Кроме иностранцев, занятых делами тайными, странными и удивительными, случались в великом прекрасном городе Киеве иноземцы и иного рода. Престранные и преудивительные сами по себе.
Когда Дюк Степанович, богатый путешественник, боярский сын то ли с Галицка, то ли с Волыни, а может, как поговаривали потом, из самой Индии, явился представляться ко княжескому двору, замерли многие. Да и как тут было не замереть! Рубашечка Дюка Степановича светилась тончайшим шелком и пышна была замечательно; кафтан дорогого бархата шит золотом и усыпан самоцветами в количествах, заставлявших думать, что их туда просто бросали горстями, а они уж сами каким-то загадочным образом прилипали. Красные и опять-таки изузоренные сапоги Дюка Степановича были пошиты столь затейливо, так круто были выгнуты высокие каблуки и задраны кверху носки, что непонятно было, как там и нога-то помещалась.
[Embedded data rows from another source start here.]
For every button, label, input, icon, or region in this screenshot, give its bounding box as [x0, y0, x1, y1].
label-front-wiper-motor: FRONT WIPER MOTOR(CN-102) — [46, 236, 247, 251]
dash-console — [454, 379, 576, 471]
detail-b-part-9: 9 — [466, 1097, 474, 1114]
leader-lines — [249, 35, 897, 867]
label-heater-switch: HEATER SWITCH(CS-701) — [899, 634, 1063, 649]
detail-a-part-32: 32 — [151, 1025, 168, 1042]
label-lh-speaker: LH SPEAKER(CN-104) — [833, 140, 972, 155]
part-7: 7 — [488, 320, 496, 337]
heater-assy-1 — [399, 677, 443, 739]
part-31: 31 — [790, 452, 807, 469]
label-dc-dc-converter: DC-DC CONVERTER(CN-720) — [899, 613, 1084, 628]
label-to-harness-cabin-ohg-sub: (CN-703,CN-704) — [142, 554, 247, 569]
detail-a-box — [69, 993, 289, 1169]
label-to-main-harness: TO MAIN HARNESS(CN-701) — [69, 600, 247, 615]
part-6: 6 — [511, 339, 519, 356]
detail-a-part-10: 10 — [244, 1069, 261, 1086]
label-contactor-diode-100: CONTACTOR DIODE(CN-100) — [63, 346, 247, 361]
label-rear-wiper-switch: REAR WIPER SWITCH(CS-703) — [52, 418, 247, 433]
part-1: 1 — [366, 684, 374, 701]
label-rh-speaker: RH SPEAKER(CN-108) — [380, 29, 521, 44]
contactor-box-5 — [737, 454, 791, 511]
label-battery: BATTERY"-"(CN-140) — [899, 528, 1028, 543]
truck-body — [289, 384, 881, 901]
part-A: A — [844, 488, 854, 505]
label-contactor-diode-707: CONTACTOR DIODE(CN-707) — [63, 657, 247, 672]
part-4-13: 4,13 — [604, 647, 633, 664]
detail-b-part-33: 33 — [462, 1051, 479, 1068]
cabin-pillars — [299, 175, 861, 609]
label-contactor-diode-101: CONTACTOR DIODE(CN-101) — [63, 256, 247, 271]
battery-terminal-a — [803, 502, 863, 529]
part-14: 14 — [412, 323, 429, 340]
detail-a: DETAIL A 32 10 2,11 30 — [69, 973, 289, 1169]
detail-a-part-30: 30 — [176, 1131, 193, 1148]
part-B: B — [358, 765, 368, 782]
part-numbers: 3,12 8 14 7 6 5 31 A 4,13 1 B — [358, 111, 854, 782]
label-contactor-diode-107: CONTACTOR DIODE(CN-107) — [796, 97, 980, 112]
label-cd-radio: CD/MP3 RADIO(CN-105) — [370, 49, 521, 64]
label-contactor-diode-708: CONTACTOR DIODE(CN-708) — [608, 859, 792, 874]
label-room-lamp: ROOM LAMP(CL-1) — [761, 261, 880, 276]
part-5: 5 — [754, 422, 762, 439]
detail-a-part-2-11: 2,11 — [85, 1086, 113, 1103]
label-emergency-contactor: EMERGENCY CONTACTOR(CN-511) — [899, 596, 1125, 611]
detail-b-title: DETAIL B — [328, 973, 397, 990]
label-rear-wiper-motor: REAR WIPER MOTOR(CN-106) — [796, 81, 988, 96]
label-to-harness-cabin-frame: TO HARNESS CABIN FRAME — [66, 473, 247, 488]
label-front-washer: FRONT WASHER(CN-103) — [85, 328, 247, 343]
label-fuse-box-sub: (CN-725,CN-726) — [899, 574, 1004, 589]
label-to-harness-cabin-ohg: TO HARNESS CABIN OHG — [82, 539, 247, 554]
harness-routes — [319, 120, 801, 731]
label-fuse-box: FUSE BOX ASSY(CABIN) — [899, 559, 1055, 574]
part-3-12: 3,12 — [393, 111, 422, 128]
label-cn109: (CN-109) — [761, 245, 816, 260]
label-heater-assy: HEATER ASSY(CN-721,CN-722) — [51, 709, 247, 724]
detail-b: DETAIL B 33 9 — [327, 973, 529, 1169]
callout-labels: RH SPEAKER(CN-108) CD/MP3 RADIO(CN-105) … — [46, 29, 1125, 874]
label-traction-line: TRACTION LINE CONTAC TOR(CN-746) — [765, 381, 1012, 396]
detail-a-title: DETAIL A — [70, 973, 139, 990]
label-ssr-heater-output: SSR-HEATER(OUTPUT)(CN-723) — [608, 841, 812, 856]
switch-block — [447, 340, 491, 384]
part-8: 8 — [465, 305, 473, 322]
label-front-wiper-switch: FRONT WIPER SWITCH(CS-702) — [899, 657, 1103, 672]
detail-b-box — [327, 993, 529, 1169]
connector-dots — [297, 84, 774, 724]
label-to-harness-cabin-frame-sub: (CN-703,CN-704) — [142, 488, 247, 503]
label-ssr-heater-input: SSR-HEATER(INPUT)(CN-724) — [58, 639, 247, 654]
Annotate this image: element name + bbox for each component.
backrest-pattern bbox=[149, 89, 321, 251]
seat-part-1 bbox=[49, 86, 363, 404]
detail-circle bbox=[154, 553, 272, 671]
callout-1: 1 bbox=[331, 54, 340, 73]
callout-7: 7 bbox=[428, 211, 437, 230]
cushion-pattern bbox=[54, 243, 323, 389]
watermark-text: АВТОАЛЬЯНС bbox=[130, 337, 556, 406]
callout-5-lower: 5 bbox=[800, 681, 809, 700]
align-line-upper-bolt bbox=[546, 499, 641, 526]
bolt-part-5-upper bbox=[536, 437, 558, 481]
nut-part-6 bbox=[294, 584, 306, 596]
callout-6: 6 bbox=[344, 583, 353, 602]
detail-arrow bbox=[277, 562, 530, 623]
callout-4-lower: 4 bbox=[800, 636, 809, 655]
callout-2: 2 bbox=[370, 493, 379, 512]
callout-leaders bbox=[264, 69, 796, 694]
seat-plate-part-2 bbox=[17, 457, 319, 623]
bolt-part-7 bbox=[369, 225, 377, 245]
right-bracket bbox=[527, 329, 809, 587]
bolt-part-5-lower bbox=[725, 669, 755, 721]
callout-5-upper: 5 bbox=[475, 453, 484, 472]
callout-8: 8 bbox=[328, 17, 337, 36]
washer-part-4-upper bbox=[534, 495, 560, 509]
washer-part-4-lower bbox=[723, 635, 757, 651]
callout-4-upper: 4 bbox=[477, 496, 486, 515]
За пришельцем небрежно тянулась по полу шуба дорогого куньего меха с алмазными опять-таки застежками — вовсе уж не нужная в теплый майский день.
Известие о том, то он явился представляться не вовремя, что князь с домочадцами и всей свитой только что ушли в церковь к обедне, нарядного гостя нисколько не обескуражило. Он тотчас спросил путь и явился в храм, понаделав и там своим явлением переполоху. Который усилился многократно, когда Дюк Степанович, нимало не смущаясь, пробился в первый ряд, где стоял Владимир, и встал от него по правую руку. Владимир только покосился и вновь обратил невозмутимый взгляд к царским вратам. А возбужденный шепот за его спиной не утихал.
Так уж сложилось в тот раз, что по левую руку от князя стоял стольничий Чурило Пленкович — человек в Киеве известный и по-своему любимый. Он был богат, хорош собой (поговаривали, что сама княгиня Апраксия какое-то время на него заглядывалась), приветлив и обходителен. Но славу ему составило не это (хотя удержать на себе взгляд строгой и по-восточному замкнутой Апраксии — само по себе было достижением; если, конечно, не врали), а неудержимая и всепоглощающая страсть к нарядам. Конечно, доставшееся от предков и приумноженное службой при дворе на высоких местах богатство тому способствовало, но вряд ли кто другой, обладай таким же, стал бы так неистово тратить его на аршины невиданных заморских тканей, собственных портных и драгоценные пуговицы. Кроме того, Чурило Пленкович одевался не просто богато — он одевался непременно с выдумкой, всегда неожиданно и служил первейшим образцом для всех прочих киевских щеголей.